In another drawer he found shoeboxes full of those four-by-six photo albums that used to come free with a developed roll. The albums didn’t have dates, but one contained shots from a cross-country meet of his, so it must have been taken during his freshman year. They were mostly shots of Connell, though there wasn’t a single photo that depicted him looking at the camera. It was as though his father had been waiting for him to turn and look at him. A terrific loneliness came over Connell as he imagined his father looking through the camera and calling for his gaze silently with his own. He was relieved to see a few landscape portraits of the meadow at Van Cortlandt Park, but when he came to a photo of his father standing with his arm around his old teammate, a sensitive kid who left the school after an unhappy freshman year—he had to jog his brain to remember the kid’s name was Rod—he felt jealous. Rod dwarfed his father; he appeared to be leaning down to be in the shot with him. Their faces were close together, and they had such smiles on. It looked as if Rod was his father’s own child.
He was terrified to read the letter; he saw that clearly. He went to the bookshelves. All that remained of his father’s library were two shelves of reference books and some hardcover volumes of philosophy and literature that his mother hadn’t parted with.
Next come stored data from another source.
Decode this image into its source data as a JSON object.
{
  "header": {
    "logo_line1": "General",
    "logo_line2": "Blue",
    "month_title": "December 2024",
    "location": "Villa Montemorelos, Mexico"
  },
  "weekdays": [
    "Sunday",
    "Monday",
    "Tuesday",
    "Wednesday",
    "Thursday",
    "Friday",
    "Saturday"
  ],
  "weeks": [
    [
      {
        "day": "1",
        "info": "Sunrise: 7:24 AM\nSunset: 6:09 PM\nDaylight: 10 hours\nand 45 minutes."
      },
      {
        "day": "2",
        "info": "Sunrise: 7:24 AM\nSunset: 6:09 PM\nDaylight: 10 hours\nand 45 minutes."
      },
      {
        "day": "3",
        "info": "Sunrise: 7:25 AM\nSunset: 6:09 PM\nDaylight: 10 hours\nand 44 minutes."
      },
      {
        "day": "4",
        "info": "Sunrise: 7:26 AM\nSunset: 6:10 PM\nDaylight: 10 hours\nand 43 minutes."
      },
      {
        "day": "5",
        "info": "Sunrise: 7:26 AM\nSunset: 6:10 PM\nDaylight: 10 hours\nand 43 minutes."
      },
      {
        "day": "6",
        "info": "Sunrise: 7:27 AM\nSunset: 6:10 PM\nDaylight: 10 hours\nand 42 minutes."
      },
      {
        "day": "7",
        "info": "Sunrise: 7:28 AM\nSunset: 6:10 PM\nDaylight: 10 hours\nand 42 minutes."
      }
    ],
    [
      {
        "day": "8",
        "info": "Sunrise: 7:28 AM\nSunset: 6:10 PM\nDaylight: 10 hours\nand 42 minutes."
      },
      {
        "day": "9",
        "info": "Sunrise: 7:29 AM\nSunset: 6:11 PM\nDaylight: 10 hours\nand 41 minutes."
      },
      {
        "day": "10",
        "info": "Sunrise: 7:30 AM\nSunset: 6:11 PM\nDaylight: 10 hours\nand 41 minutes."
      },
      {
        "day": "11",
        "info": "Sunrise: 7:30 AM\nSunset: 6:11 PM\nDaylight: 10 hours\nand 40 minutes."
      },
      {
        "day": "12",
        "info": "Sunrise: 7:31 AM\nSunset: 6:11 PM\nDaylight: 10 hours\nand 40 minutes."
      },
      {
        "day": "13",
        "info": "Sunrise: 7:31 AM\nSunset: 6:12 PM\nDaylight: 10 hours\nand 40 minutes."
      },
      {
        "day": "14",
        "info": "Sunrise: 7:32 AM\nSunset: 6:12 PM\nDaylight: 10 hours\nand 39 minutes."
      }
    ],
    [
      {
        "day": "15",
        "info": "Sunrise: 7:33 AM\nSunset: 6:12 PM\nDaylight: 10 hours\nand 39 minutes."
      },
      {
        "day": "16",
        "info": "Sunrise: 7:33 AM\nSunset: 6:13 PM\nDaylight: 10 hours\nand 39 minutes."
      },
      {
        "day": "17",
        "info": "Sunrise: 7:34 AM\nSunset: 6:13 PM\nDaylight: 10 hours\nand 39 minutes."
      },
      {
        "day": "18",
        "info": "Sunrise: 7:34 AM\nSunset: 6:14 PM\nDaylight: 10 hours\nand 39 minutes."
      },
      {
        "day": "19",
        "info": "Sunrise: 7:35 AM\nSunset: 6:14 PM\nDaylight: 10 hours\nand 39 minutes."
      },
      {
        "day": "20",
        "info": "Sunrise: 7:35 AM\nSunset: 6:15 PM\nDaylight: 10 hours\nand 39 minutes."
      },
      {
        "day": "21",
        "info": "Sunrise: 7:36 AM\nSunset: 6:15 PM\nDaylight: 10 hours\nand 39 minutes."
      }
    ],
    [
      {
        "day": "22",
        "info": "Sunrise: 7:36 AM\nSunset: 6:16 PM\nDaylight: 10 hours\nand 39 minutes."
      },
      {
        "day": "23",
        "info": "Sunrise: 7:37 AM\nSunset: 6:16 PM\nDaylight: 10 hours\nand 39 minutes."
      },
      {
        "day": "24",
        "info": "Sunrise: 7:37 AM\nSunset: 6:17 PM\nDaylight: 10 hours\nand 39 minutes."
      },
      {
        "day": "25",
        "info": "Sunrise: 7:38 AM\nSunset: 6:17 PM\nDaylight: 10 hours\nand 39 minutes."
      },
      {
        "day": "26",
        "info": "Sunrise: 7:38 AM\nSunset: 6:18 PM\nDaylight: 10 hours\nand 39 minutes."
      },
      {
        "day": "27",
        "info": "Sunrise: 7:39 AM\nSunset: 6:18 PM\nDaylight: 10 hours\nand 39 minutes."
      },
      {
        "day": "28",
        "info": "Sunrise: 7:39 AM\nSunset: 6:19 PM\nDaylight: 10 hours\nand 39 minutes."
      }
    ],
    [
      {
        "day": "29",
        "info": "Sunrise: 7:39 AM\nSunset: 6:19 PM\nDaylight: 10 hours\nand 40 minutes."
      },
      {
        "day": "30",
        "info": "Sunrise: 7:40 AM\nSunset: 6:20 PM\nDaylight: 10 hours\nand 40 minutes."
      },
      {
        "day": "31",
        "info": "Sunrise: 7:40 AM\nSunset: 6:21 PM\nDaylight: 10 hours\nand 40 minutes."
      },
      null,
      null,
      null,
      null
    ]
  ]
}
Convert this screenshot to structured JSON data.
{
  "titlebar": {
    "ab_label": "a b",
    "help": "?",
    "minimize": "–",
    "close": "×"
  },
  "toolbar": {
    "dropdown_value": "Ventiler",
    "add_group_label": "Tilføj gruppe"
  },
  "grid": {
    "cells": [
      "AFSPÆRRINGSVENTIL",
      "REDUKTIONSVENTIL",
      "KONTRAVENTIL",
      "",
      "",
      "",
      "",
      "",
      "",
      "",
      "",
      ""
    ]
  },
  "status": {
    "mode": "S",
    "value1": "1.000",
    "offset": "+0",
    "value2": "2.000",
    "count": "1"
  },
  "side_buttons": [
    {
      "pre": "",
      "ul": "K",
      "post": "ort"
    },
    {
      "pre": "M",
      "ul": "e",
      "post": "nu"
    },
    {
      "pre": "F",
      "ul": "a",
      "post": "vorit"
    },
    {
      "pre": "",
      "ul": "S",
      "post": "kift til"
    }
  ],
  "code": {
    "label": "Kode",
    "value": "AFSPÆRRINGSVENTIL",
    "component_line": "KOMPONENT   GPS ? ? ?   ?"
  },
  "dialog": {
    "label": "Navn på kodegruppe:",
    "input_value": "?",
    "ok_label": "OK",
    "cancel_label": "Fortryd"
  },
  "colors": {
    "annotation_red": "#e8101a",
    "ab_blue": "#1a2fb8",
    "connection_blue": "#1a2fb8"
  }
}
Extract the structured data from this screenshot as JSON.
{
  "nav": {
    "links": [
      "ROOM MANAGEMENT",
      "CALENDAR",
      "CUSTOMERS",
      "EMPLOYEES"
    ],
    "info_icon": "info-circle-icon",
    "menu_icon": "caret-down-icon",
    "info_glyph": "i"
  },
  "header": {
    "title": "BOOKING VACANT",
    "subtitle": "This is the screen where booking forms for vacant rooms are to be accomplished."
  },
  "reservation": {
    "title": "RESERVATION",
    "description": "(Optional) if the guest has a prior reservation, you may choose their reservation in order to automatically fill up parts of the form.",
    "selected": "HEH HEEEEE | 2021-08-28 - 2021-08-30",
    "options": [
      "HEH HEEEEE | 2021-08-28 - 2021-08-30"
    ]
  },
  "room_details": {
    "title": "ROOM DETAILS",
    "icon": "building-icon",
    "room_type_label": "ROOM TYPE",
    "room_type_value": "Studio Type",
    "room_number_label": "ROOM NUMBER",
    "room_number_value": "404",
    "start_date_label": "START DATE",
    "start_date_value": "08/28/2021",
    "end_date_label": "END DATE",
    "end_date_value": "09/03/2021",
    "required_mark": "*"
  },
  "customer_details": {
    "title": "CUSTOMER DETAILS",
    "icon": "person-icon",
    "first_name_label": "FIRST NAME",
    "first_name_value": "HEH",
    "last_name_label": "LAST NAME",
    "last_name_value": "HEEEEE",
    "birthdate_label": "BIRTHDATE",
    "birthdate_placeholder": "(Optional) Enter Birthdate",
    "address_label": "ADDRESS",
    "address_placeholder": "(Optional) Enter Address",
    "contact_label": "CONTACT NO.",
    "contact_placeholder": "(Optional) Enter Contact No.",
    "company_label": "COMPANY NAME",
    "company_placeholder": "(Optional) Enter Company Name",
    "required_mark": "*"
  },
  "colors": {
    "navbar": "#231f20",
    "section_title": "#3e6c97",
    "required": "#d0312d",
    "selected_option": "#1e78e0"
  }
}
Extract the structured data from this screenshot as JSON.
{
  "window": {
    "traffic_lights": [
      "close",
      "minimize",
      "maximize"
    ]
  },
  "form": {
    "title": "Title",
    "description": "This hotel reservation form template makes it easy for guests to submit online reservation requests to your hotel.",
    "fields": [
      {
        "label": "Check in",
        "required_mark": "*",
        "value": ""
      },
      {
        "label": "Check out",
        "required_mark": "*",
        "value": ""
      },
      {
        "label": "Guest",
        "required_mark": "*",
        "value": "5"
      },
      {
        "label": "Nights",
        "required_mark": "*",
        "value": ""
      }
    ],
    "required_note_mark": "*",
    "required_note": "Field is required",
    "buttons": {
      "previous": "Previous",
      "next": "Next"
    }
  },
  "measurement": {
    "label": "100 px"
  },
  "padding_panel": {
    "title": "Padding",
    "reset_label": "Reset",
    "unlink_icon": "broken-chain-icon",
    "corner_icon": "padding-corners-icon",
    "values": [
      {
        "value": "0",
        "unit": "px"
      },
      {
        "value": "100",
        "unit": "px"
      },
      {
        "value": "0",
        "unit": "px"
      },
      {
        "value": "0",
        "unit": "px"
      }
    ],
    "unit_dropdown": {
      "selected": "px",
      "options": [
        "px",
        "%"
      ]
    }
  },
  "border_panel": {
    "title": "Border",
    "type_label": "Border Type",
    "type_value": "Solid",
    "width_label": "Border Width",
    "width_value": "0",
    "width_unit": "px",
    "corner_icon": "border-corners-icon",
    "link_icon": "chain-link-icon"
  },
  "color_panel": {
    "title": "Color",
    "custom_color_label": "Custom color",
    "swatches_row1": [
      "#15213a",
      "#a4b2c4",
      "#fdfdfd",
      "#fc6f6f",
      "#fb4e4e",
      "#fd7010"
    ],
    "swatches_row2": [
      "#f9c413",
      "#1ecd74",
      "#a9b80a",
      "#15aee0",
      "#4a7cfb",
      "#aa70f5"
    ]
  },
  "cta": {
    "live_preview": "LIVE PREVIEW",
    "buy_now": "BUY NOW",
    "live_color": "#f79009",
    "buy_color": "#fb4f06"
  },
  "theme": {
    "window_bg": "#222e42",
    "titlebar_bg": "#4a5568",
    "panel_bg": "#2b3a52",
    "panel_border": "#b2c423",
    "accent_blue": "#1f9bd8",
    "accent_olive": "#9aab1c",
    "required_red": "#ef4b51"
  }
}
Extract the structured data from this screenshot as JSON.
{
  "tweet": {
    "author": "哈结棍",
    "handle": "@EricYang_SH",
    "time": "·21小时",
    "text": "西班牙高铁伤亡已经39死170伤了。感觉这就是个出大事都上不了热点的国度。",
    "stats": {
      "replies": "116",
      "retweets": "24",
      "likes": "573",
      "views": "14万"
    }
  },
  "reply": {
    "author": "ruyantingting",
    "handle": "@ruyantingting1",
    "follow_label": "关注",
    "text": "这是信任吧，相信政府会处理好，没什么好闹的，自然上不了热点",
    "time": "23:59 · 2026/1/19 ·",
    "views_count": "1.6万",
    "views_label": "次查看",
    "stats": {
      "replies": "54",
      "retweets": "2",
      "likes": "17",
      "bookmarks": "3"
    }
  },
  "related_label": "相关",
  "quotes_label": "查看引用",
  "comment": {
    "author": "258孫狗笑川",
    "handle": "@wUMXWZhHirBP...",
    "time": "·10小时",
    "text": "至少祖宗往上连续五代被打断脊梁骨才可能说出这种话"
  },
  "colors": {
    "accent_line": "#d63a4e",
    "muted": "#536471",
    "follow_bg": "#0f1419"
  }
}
Another shelf held his father’s intellectual output—a shrine of published papers, notes, and notebooks. Connell remembered how much time his father spent in the lab just before he retired. He saw now that his father must have known he’d have to give up his lab soon. Was it possible to imagine him chasing an understanding of, even a cure for, the disease he was afflicted by? Whatever he’d been working on had come to naught, but maybe it would have had an impact on the larger world. If so, then these notebooks could hold the key to reclaiming him from the forgotten dead men on that hill. He wanted people to visit his father someday, paying posthumous respects.
Connell found a notebook from this later period, but there was no cache of revelatory notes, no raw materials from which he might fashion a second act for his father in death. There were only scribblings in a wavering hand and endless, unlabeled columns of numbers.
He sat back down and held the envelope before him. His fear of the verdict had waned as he read his father’s notebooks. He flashed with a juvenile hope that it contained something he urgently needed to hear, and now he hesitated to open it out of fear of disappointment. He wanted to preserve the seal of possibility on it; to reserve the option to project whatever he wanted onto it; to use his imagination to drag himself out of the hole he found himself in.